I know it puts a little pep in my step when I land. You want to knock my name off a study I put months into? I wouldn’t have taken this crap ten minutes ago when I was upgrading my armor to prepare for battle. You have a ten thousand dollar suit, a corner table, and you only order top shelf? Big deal. I just saved the universe. If Commander Shepard wouldn’t fall for that laundry list, why should I? What else you got?

Euan may have down syndrome, but it doesn’t mean he’s any different from the rest of us. Everyone lacks agency in some way. Play hero enough and you may learn to act the part.

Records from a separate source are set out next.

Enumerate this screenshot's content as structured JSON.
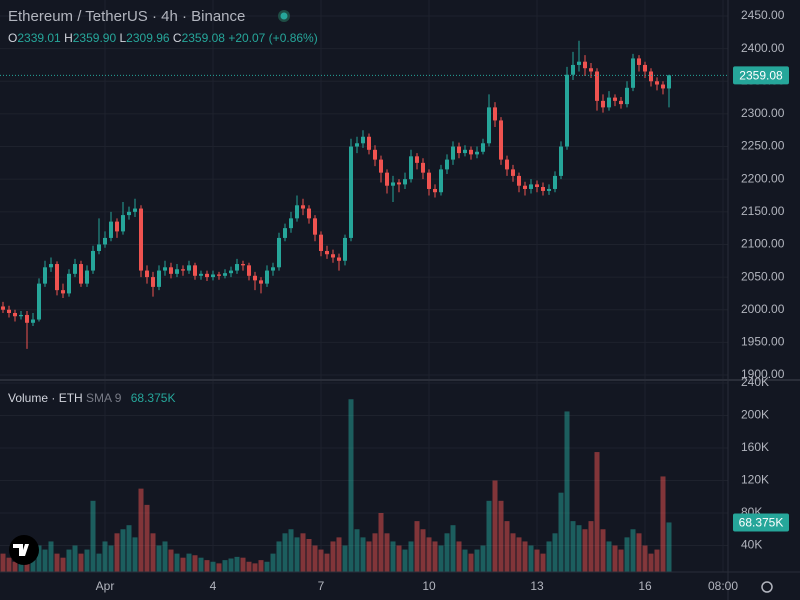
{
  "chart_data": {
    "type": "candlestick",
    "title": "Ethereum / TetherUS · 4h · Binance",
    "ohlc_legend": [
      {
        "label": "O",
        "value": "2339.01"
      },
      {
        "label": "H",
        "value": "2359.90"
      },
      {
        "label": "L",
        "value": "2309.96"
      },
      {
        "label": "C",
        "value": "2359.08"
      }
    ],
    "change": "+20.07 (+0.86%)",
    "colors": {
      "up": "#26a69a",
      "down": "#ef5350"
    },
    "open": [
      2005,
      2000,
      1995,
      1990,
      1992,
      1980,
      1985,
      2040,
      2065,
      2070,
      2030,
      2025,
      2055,
      2070,
      2040,
      2060,
      2090,
      2100,
      2110,
      2135,
      2120,
      2145,
      2150,
      2155,
      2060,
      2050,
      2035,
      2060,
      2065,
      2055,
      2062,
      2060,
      2068,
      2052,
      2055,
      2050,
      2054,
      2052,
      2056,
      2060,
      2070,
      2068,
      2052,
      2045,
      2040,
      2060,
      2065,
      2110,
      2125,
      2140,
      2160,
      2155,
      2140,
      2115,
      2090,
      2085,
      2080,
      2075,
      2110,
      2250,
      2255,
      2265,
      2245,
      2230,
      2210,
      2190,
      2195,
      2192,
      2200,
      2235,
      2225,
      2210,
      2185,
      2180,
      2215,
      2230,
      2250,
      2240,
      2245,
      2238,
      2242,
      2255,
      2310,
      2290,
      2230,
      2215,
      2205,
      2190,
      2185,
      2192,
      2188,
      2182,
      2185,
      2205,
      2250,
      2360,
      2375,
      2380,
      2370,
      2365,
      2320,
      2310,
      2325,
      2320,
      2315,
      2340,
      2385,
      2375,
      2365,
      2350,
      2345,
      2339.01
    ],
    "high": [
      2012,
      2006,
      2000,
      1998,
      1998,
      1995,
      2048,
      2075,
      2080,
      2074,
      2040,
      2062,
      2078,
      2075,
      2068,
      2098,
      2140,
      2120,
      2150,
      2140,
      2165,
      2158,
      2170,
      2160,
      2068,
      2058,
      2068,
      2075,
      2072,
      2070,
      2068,
      2075,
      2072,
      2060,
      2060,
      2060,
      2058,
      2062,
      2066,
      2078,
      2075,
      2072,
      2058,
      2050,
      2068,
      2072,
      2118,
      2132,
      2150,
      2175,
      2170,
      2160,
      2145,
      2120,
      2098,
      2092,
      2086,
      2115,
      2262,
      2265,
      2275,
      2270,
      2252,
      2236,
      2215,
      2205,
      2200,
      2210,
      2245,
      2240,
      2232,
      2215,
      2192,
      2222,
      2238,
      2258,
      2256,
      2252,
      2250,
      2250,
      2262,
      2330,
      2318,
      2295,
      2236,
      2222,
      2210,
      2196,
      2200,
      2198,
      2195,
      2192,
      2212,
      2258,
      2372,
      2395,
      2412,
      2390,
      2378,
      2370,
      2330,
      2335,
      2330,
      2326,
      2350,
      2392,
      2390,
      2380,
      2370,
      2356,
      2350,
      2359.9
    ],
    "low": [
      1995,
      1988,
      1982,
      1985,
      1940,
      1975,
      1982,
      2035,
      2058,
      2022,
      2018,
      2020,
      2050,
      2035,
      2035,
      2055,
      2085,
      2095,
      2105,
      2110,
      2115,
      2138,
      2142,
      2050,
      2040,
      2020,
      2030,
      2052,
      2048,
      2050,
      2052,
      2055,
      2046,
      2046,
      2044,
      2045,
      2046,
      2048,
      2050,
      2055,
      2060,
      2045,
      2030,
      2025,
      2035,
      2052,
      2060,
      2105,
      2118,
      2135,
      2145,
      2132,
      2105,
      2082,
      2078,
      2072,
      2060,
      2068,
      2105,
      2240,
      2248,
      2238,
      2220,
      2195,
      2178,
      2165,
      2180,
      2185,
      2195,
      2215,
      2200,
      2175,
      2172,
      2175,
      2208,
      2222,
      2232,
      2235,
      2230,
      2232,
      2238,
      2250,
      2280,
      2222,
      2205,
      2196,
      2180,
      2175,
      2178,
      2180,
      2175,
      2176,
      2180,
      2200,
      2245,
      2352,
      2365,
      2358,
      2355,
      2305,
      2302,
      2305,
      2312,
      2308,
      2310,
      2335,
      2365,
      2355,
      2342,
      2336,
      2330,
      2309.96
    ],
    "close": [
      2000,
      1995,
      1990,
      1992,
      1980,
      1985,
      2040,
      2065,
      2070,
      2030,
      2025,
      2055,
      2070,
      2040,
      2060,
      2090,
      2100,
      2110,
      2135,
      2120,
      2145,
      2150,
      2155,
      2060,
      2050,
      2035,
      2060,
      2065,
      2055,
      2062,
      2060,
      2068,
      2052,
      2055,
      2050,
      2054,
      2052,
      2056,
      2060,
      2070,
      2068,
      2052,
      2045,
      2040,
      2060,
      2065,
      2110,
      2125,
      2140,
      2160,
      2155,
      2140,
      2115,
      2090,
      2085,
      2080,
      2075,
      2110,
      2250,
      2255,
      2265,
      2245,
      2230,
      2210,
      2190,
      2195,
      2192,
      2200,
      2235,
      2225,
      2210,
      2185,
      2180,
      2215,
      2230,
      2250,
      2240,
      2245,
      2238,
      2242,
      2255,
      2310,
      2290,
      2230,
      2215,
      2205,
      2190,
      2185,
      2192,
      2188,
      2182,
      2185,
      2205,
      2250,
      2360,
      2375,
      2380,
      2370,
      2365,
      2320,
      2310,
      2325,
      2320,
      2315,
      2340,
      2385,
      2375,
      2365,
      2350,
      2345,
      2339.01,
      2359.08
    ],
    "ylim": [
      1900,
      2450
    ],
    "yticks": [
      {
        "value": 1900,
        "label": "1900.00"
      },
      {
        "value": 1950,
        "label": "1950.00"
      },
      {
        "value": 2000,
        "label": "2000.00"
      },
      {
        "value": 2050,
        "label": "2050.00"
      },
      {
        "value": 2100,
        "label": "2100.00"
      },
      {
        "value": 2150,
        "label": "2150.00"
      },
      {
        "value": 2200,
        "label": "2200.00"
      },
      {
        "value": 2250,
        "label": "2250.00"
      },
      {
        "value": 2300,
        "label": "2300.00"
      },
      {
        "value": 2350,
        "label": "2350.00"
      },
      {
        "value": 2400,
        "label": "2400.00"
      },
      {
        "value": 2450,
        "label": "2450.00"
      }
    ],
    "last_price": 2359.08,
    "xticks": [
      {
        "value": 17,
        "label": "Apr"
      },
      {
        "value": 35,
        "label": "4"
      },
      {
        "value": 53,
        "label": "7"
      },
      {
        "value": 71,
        "label": "10"
      },
      {
        "value": 89,
        "label": "13"
      },
      {
        "value": 107,
        "label": "16"
      },
      {
        "value": 120,
        "label": "08:00"
      }
    ],
    "volume": {
      "name": "Volume · ETH",
      "indicator": "SMA 9",
      "indicator_value": "68.375K",
      "values": [
        30000,
        25000,
        20000,
        50000,
        45000,
        30000,
        40000,
        35000,
        45000,
        30000,
        25000,
        35000,
        40000,
        30000,
        35000,
        95000,
        30000,
        45000,
        40000,
        55000,
        60000,
        65000,
        50000,
        110000,
        90000,
        55000,
        40000,
        45000,
        35000,
        30000,
        25000,
        30000,
        28000,
        25000,
        22000,
        20000,
        18000,
        22000,
        24000,
        26000,
        25000,
        20000,
        18000,
        22000,
        20000,
        30000,
        45000,
        55000,
        60000,
        50000,
        55000,
        48000,
        40000,
        35000,
        30000,
        45000,
        50000,
        40000,
        220000,
        60000,
        50000,
        45000,
        55000,
        80000,
        55000,
        45000,
        40000,
        35000,
        45000,
        70000,
        60000,
        50000,
        45000,
        40000,
        55000,
        65000,
        45000,
        35000,
        30000,
        35000,
        40000,
        95000,
        120000,
        95000,
        70000,
        55000,
        50000,
        45000,
        40000,
        35000,
        30000,
        45000,
        55000,
        105000,
        205000,
        70000,
        65000,
        60000,
        70000,
        155000,
        60000,
        45000,
        40000,
        35000,
        50000,
        60000,
        55000,
        40000,
        30000,
        35000,
        125000,
        68375
      ],
      "ylim": [
        0,
        240000
      ],
      "yticks": [
        {
          "value": 40000,
          "label": "40K"
        },
        {
          "value": 80000,
          "label": "80K"
        },
        {
          "value": 120000,
          "label": "120K"
        },
        {
          "value": 160000,
          "label": "160K"
        },
        {
          "value": 200000,
          "label": "200K"
        },
        {
          "value": 240000,
          "label": "240K"
        }
      ],
      "last_value": 68375,
      "last_value_label": "68.375K"
    }
  }
}
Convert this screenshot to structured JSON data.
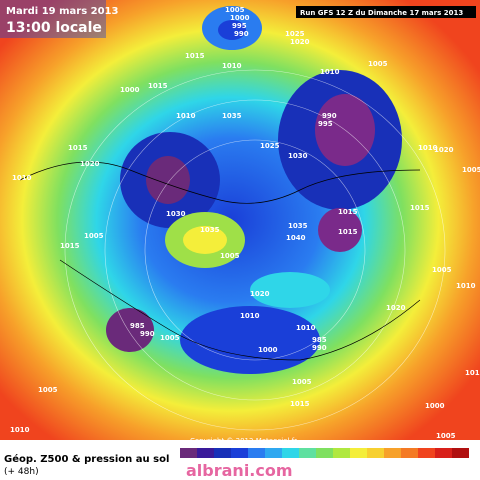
{
  "header": {
    "date": "Mardi 19 mars 2013",
    "time": "13:00 locale",
    "run": "Run GFS 12 Z du Dimanche 17 mars 2013"
  },
  "footer": {
    "title": "Géop. Z500 & pression au sol",
    "lead": "(+ 48h)",
    "copyright": "Copyright © 2012 Meteociel.fr",
    "watermark": "albrani.com"
  },
  "isobar_labels": [
    "1005",
    "1000",
    "995",
    "990",
    "1015",
    "1010",
    "1025",
    "1020",
    "1005",
    "1010",
    "1000",
    "1015",
    "1010",
    "1035",
    "1025",
    "1030",
    "1015",
    "1020",
    "1030",
    "1035",
    "1005",
    "1015",
    "1010",
    "1005",
    "1015",
    "1035",
    "1040",
    "1015",
    "1020",
    "1010",
    "1010",
    "985",
    "990",
    "1005",
    "1000",
    "985",
    "990",
    "1005",
    "1015",
    "1005",
    "1010",
    "1000",
    "1005",
    "1010",
    "1005",
    "1010",
    "1020",
    "1015",
    "1005",
    "1010",
    "1020",
    "995",
    "990"
  ]
}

The Evolution of Final Fantasy
Kevin Kryah

Final Fantasy 7

It might not be the most respected franchise anymore, but Final Fantasy is one of the longest running in video games. There was an era that lasted several games in which it told emotionally complex stories and could do no wrong. Many games (and movies and books) struggle to do that just the one time. The Artifice recounts the history of Final Fantasy and analyzes the evolution of the series’ storytelling practices.

The Evolution of BioShock
Simon Parkin

BioShock

Gabe told me about this article: the games industry is still very young. This talks about the crazy path Irrational Games took in developing BioShock. The company itself ran as if they learned management straight out of The Office, firing employees on their first day for practical jokes and overhauling the entire development because of a single focus group. It’s fascinating because it took the newer employees who thought video games could be something more, the company could work in a different way, and the game could make a tougher social statement to pull the career developers out of a design that would have been redundant to everything else coming out at the time. Instead, they came up with something that changed the industry.

“Johnny Express”

And finally a short movie, because there need to be more rad movies about astronauts accidentally destroying entire cultures now that Futurama is off the air.